Во главе конца

22
18
20
22
24
26
28
30

Переодевшись в чистое платье, я замерла перед зеркалом. На голове был кошмар. Передние пряди до подбородка, тогда как на затылке до неприличия короткие. Я увереннее взяла ножницы, повторяя в голове рождающийся план.

Через несколько месяцев Хлое исполнится семнадцать. Мне нужно продержаться три года до её двадцатилетия.

После смогу всё рассказать Каю.

Я принялась срезать длинные пряди, создавая короткую причёску. Сложнее, чем обрезать каре, но сейчас что ни сделай – всё будет неровным, поэтому я просто попыталась придать волосам не настолько безумную форму.

Три года. Как треклятая вечность.

Но я сумею.

Три года ничто по сравнению с ужасом потерять его навсегда. Это я уже испытала и больше ошибку не повторю. Я до боли стискивала зубы, пока трясущаяся рука отрезала пряди. Я злилась и боялась, но не позволяла себе отчаиваться.
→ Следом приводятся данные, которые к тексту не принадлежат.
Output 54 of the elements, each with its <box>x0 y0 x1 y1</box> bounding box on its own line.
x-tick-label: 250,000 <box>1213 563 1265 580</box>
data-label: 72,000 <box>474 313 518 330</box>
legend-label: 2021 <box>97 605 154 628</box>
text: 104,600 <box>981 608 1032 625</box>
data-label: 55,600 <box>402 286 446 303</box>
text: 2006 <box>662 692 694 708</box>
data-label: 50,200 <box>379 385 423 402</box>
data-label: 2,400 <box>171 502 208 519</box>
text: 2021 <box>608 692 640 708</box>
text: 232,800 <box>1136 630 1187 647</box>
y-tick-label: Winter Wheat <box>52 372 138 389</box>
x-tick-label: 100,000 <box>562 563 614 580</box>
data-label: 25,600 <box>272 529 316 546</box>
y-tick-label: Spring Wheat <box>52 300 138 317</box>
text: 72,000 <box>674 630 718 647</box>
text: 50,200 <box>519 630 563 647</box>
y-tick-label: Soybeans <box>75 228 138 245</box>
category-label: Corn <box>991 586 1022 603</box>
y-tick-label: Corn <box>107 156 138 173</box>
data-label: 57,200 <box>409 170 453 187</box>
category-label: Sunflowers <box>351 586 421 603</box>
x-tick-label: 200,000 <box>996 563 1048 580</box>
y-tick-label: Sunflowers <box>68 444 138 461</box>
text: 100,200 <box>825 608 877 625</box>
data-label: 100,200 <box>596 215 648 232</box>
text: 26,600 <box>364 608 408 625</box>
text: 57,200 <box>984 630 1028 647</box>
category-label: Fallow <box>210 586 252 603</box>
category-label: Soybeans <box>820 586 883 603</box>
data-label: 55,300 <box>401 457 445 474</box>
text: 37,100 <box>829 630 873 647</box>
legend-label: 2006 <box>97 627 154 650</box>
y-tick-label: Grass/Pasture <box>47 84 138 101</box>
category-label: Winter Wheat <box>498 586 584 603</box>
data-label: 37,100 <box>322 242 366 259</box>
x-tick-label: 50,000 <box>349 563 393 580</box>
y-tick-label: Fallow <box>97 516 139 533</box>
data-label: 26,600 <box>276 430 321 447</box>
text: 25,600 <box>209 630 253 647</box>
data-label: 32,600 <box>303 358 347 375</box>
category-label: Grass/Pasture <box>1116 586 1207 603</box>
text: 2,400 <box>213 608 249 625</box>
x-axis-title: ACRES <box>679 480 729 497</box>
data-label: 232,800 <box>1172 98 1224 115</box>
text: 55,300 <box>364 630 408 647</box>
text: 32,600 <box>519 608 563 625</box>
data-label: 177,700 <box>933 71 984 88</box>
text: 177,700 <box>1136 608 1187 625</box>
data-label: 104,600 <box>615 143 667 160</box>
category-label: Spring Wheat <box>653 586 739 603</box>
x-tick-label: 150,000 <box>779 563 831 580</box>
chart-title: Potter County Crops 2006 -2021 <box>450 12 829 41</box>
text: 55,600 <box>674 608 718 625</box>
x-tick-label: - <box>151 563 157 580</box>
«Твоя усиливающая эмоция – отчаяние. Это неплохо. Всё, что тебе нужно, это не отчаиваться».

Кай говорил об этом с улыбкой.

Значит, никакого отчаяния.

– Почему ты раньше не рассказала, что влюблена в моего сына?

Я не обернулась на голос Гипноса, продолжая сидеть на полу подвала, сложив ноги под себя и разглядывая найденный портрет Пасифеи. Красивая картина, но ей бы не помешала реставрация. К несчастью, художник плохо передал красоту хариты. Вживую она была грациознее, изящнее и очаровательнее. Ему только хорошо дались ярко-жёлтые глаза и развевающиеся белые волосы, которые из-за старости картины местами пожелтели.
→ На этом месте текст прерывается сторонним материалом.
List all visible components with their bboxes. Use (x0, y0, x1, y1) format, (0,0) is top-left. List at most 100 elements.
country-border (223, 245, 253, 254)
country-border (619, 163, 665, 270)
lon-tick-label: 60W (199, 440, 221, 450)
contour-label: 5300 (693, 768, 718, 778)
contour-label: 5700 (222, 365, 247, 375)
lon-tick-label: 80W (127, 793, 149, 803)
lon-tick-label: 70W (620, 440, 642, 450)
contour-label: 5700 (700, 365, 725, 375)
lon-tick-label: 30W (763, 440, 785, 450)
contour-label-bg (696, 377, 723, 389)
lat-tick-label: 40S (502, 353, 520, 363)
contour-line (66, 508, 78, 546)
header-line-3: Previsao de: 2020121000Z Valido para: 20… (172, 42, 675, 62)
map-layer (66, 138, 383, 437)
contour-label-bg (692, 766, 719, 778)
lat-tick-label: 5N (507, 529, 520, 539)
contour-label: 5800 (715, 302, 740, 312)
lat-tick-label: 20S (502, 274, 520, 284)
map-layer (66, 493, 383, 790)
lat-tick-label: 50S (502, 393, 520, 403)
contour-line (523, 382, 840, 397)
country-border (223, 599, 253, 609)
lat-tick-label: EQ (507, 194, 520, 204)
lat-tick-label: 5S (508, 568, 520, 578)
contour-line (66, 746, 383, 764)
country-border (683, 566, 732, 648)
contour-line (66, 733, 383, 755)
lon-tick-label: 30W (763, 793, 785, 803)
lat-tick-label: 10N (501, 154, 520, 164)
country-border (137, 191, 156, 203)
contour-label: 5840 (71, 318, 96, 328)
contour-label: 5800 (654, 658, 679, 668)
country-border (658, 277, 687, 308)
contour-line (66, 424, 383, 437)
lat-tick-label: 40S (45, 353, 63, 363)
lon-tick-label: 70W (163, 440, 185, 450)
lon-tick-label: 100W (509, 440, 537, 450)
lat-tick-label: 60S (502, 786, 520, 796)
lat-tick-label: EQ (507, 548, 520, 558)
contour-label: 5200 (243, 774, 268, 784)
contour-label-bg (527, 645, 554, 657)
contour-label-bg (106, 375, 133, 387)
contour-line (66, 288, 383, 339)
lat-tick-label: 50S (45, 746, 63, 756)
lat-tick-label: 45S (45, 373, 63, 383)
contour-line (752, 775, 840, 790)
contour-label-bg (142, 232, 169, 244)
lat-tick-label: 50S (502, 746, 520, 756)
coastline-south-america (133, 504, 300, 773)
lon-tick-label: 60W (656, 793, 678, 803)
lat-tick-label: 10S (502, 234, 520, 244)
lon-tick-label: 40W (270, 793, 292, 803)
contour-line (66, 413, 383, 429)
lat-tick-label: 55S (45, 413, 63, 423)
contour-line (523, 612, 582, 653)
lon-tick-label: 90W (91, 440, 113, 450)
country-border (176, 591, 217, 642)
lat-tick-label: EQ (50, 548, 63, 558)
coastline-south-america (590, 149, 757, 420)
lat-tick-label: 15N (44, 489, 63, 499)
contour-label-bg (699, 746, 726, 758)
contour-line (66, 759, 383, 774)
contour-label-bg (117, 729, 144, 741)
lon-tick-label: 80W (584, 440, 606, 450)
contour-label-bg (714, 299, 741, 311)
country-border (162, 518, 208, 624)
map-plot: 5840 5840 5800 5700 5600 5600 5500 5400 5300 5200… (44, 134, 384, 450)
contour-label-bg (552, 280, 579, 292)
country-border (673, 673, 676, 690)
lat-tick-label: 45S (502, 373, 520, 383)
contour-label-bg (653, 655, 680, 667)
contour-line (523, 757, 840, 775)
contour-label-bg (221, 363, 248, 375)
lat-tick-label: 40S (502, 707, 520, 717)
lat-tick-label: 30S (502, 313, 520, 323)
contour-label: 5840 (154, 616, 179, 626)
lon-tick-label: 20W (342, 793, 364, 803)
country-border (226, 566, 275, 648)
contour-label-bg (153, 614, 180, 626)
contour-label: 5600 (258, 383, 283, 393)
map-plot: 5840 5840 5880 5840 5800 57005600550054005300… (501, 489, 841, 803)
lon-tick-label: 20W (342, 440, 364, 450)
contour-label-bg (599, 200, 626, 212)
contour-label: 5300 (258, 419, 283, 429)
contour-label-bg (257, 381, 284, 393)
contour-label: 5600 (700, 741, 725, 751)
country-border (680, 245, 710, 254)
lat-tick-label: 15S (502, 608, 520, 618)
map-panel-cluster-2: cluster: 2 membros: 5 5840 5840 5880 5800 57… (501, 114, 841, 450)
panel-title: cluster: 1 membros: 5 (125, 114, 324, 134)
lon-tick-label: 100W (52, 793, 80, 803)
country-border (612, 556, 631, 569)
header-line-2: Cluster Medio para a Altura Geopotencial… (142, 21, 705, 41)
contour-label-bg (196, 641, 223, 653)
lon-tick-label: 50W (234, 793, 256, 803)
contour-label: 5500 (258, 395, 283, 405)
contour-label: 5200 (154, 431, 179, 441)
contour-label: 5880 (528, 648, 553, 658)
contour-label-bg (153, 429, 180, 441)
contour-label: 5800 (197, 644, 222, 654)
– А ты почему раньше не рассказал, что Илира копия Пасифеи, и ты влюбился в неё, тоскуя по своей жене? – справедливо парировала я.

Гипнос не оскорбился, а сел рядом напротив портрета.
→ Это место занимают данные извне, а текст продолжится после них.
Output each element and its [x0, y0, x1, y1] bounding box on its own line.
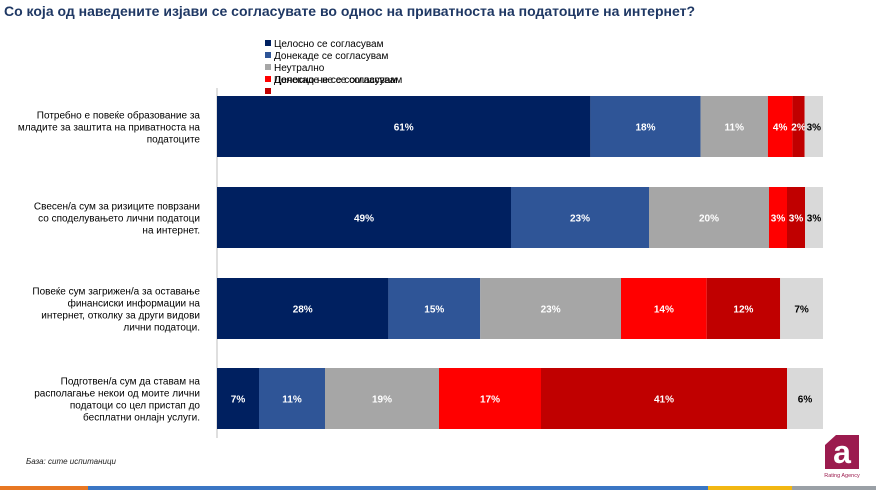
data-label-r3-s5: 12%	[733, 305, 753, 316]
data-label-r1-s2: 18%	[635, 123, 655, 134]
data-label-r2-s4: 3%	[771, 214, 786, 225]
bar-segment-r4-s6	[787, 368, 823, 429]
footer-stripe-blue	[88, 486, 708, 490]
data-label-r3-s2: 15%	[424, 305, 444, 316]
category-label-1-line-3: податоците	[147, 135, 201, 146]
bar-segment-r3-s1	[217, 278, 389, 339]
category-label-1-line-2: младите за заштита на приватноста на	[18, 123, 201, 134]
bar-segment-r4-s3	[325, 368, 439, 429]
footnote: База: сите испитаници	[26, 457, 116, 466]
category-label-4-line-1: Подготвен/а сум да ставам на	[61, 377, 201, 388]
data-label-r3-s6: 7%	[794, 305, 809, 316]
bar-segment-r1-s4	[767, 96, 793, 157]
data-label-r4-s1: 7%	[231, 395, 246, 406]
bar-segment-r2-s4	[769, 187, 787, 248]
footer-stripe-gray	[792, 486, 876, 490]
bar-segment-r4-s2	[259, 368, 325, 429]
data-label-r4-s3: 19%	[372, 395, 392, 406]
svg-text:a: a	[833, 434, 851, 470]
bar-segment-r1-s6	[804, 96, 823, 157]
category-label-4-line-4: бесплатни онлајн услуги.	[83, 412, 200, 424]
bar-segment-r4-s1	[217, 368, 259, 429]
footer-stripe-orange	[0, 486, 88, 490]
bar-segment-r3-s5	[706, 278, 781, 339]
legend-label-3: Неутрално	[274, 63, 325, 74]
data-label-r4-s4: 17%	[480, 395, 500, 406]
bar-segment-r4-s5	[541, 368, 787, 429]
legend-label-overlap: Целосно не се согласувам	[274, 75, 397, 86]
category-label-3-line-1: Повеќе сум загрижен/а за оставање	[32, 287, 200, 298]
data-label-r2-s2: 23%	[570, 214, 590, 225]
category-label-4-line-2: располагање некои од моите лични	[34, 389, 200, 400]
category-label-2-line-3: на интернет.	[142, 226, 200, 237]
bar-segment-r1-s2	[590, 96, 701, 157]
data-label-r1-s6: 3%	[807, 123, 822, 134]
category-label-4-line-3: податоци со цел пристап до	[70, 401, 201, 412]
bar-segment-r1-s1	[217, 96, 591, 157]
bar-segment-r2-s5	[787, 187, 805, 248]
bar-segment-r3-s6	[780, 278, 823, 339]
bar-segment-r1-s3	[700, 96, 768, 157]
category-label-2-line-1: Свесен/а сум за ризиците поврзани	[34, 202, 200, 213]
bar-segment-r4-s4	[439, 368, 541, 429]
bar-segment-r3-s2	[388, 278, 481, 339]
legend-swatch-1	[265, 40, 271, 46]
data-label-r1-s1: 61%	[394, 123, 414, 134]
category-label-3-line-4: лични податоци.	[123, 323, 200, 334]
rating-agency-logo: a Rating Agency	[822, 433, 862, 481]
data-label-r1-s3: 11%	[725, 123, 745, 134]
logo-text: Rating Agency	[824, 473, 860, 479]
legend-swatch-4	[265, 76, 271, 82]
category-label-2-line-2: со споделувањето лични податоци	[38, 214, 200, 225]
footer-stripe-yellow	[708, 486, 792, 490]
data-label-r2-s5: 3%	[789, 214, 804, 225]
legend-swatch-3	[265, 64, 271, 70]
data-label-r2-s1: 49%	[354, 214, 374, 225]
data-label-r4-s5: 41%	[654, 395, 674, 406]
data-label-r3-s4: 14%	[654, 305, 674, 316]
bar-segment-r3-s4	[621, 278, 707, 339]
category-label-3-line-2: финансиски информации на	[68, 298, 201, 310]
data-label-r4-s6: 6%	[798, 395, 813, 406]
bar-segment-r2-s6	[805, 187, 823, 248]
data-label-r1-s4: 4%	[773, 123, 788, 134]
data-label-r3-s3: 23%	[541, 305, 561, 316]
data-label-r3-s1: 28%	[293, 305, 313, 316]
chart-title: Со која од наведените изјави се согласув…	[4, 3, 695, 19]
bar-segment-r3-s3	[480, 278, 621, 339]
legend-label-4: Донекаде не се согласувам	[274, 75, 402, 86]
data-label-r2-s6: 3%	[807, 214, 822, 225]
legend-swatch-2	[265, 52, 271, 58]
category-label-1-line-1: Потребно е повеќе образование за	[37, 110, 201, 122]
data-label-r1-s5: 2%	[791, 123, 806, 134]
bar-segment-r2-s2	[511, 187, 649, 248]
legend-label-2: Донекаде се согласувам	[274, 51, 388, 62]
data-label-r2-s3: 20%	[699, 214, 719, 225]
category-label-3-line-3: интернет, отколку за други видови	[41, 311, 200, 322]
legend-swatch-5	[265, 88, 271, 94]
bar-segment-r2-s3	[649, 187, 769, 248]
bar-segment-r2-s1	[217, 187, 511, 248]
legend-label-1: Целосно се согласувам	[274, 39, 384, 50]
bar-segment-r1-s5	[792, 96, 805, 157]
data-label-r4-s2: 11%	[282, 395, 302, 406]
logo-mark-icon: a	[825, 434, 859, 470]
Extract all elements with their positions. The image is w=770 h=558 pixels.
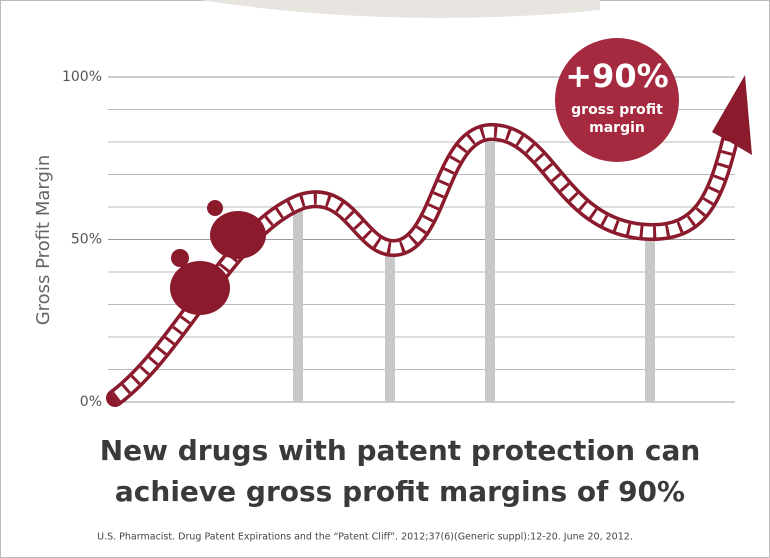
bar xyxy=(385,256,395,402)
y-tick-label: 100% xyxy=(62,69,102,85)
caption: achieve gross profit margins of 90% xyxy=(115,475,685,508)
y-tick-label: 50% xyxy=(71,232,102,248)
bar xyxy=(485,142,495,402)
badge-text: margin xyxy=(589,120,645,136)
badge-title: +90% xyxy=(565,57,668,95)
bar xyxy=(293,207,303,402)
y-axis-label: Gross Profit Margin xyxy=(33,155,54,326)
infographic: 0% 50% 100% +90% gross profit margin Gross… xyxy=(0,0,770,558)
caption: New drugs with patent protection can xyxy=(100,434,701,467)
source: U.S. Pharmacist. Drug Patent Expirations… xyxy=(97,532,633,543)
y-tick-label: 0% xyxy=(80,394,102,410)
badge-text: gross profit xyxy=(571,102,663,118)
bar xyxy=(645,240,655,403)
Веста была права, и в подвале Гипнос хранил многочисленные произведения искусства, а ещё какие-то памятные детские игрушки. Я побоялась в них рыться, не желая искушать себя гаданиями, что из этого принадлежало Каю и есть ли здесь что-то, принадлежащее мне.

– Я – Гипнос. Бог безмолвного сна, бесчувственный Привратник и хранитель Переправы, – с безрадостным смешком перечислил он свои заслуги. – Я прожил тысячи лет, а тоска стала частью меня. Однако оказалось, кое-что я не способен отпустить, как бы ни пытался.

– Ты узнал, что это именно Мелай перестал принимать травы, из-за чего Илира забеременела, верно? Беременность и моё рождение лишили её шанса на жизнь, а вас – на возможность быть вместе в будущем.

Гипнос кивнул, но на лице не дрогнул ни один мускул, словно он наконец смирился с этой болью.

– Ты почувствовал себя лучше, отомстив мойрам и избавившись от Мелая?

– Ненадолго, – признался Гипнос. – А следом всё стало как раньше, потому что месть не вернула мне ни жену, ни Илиру.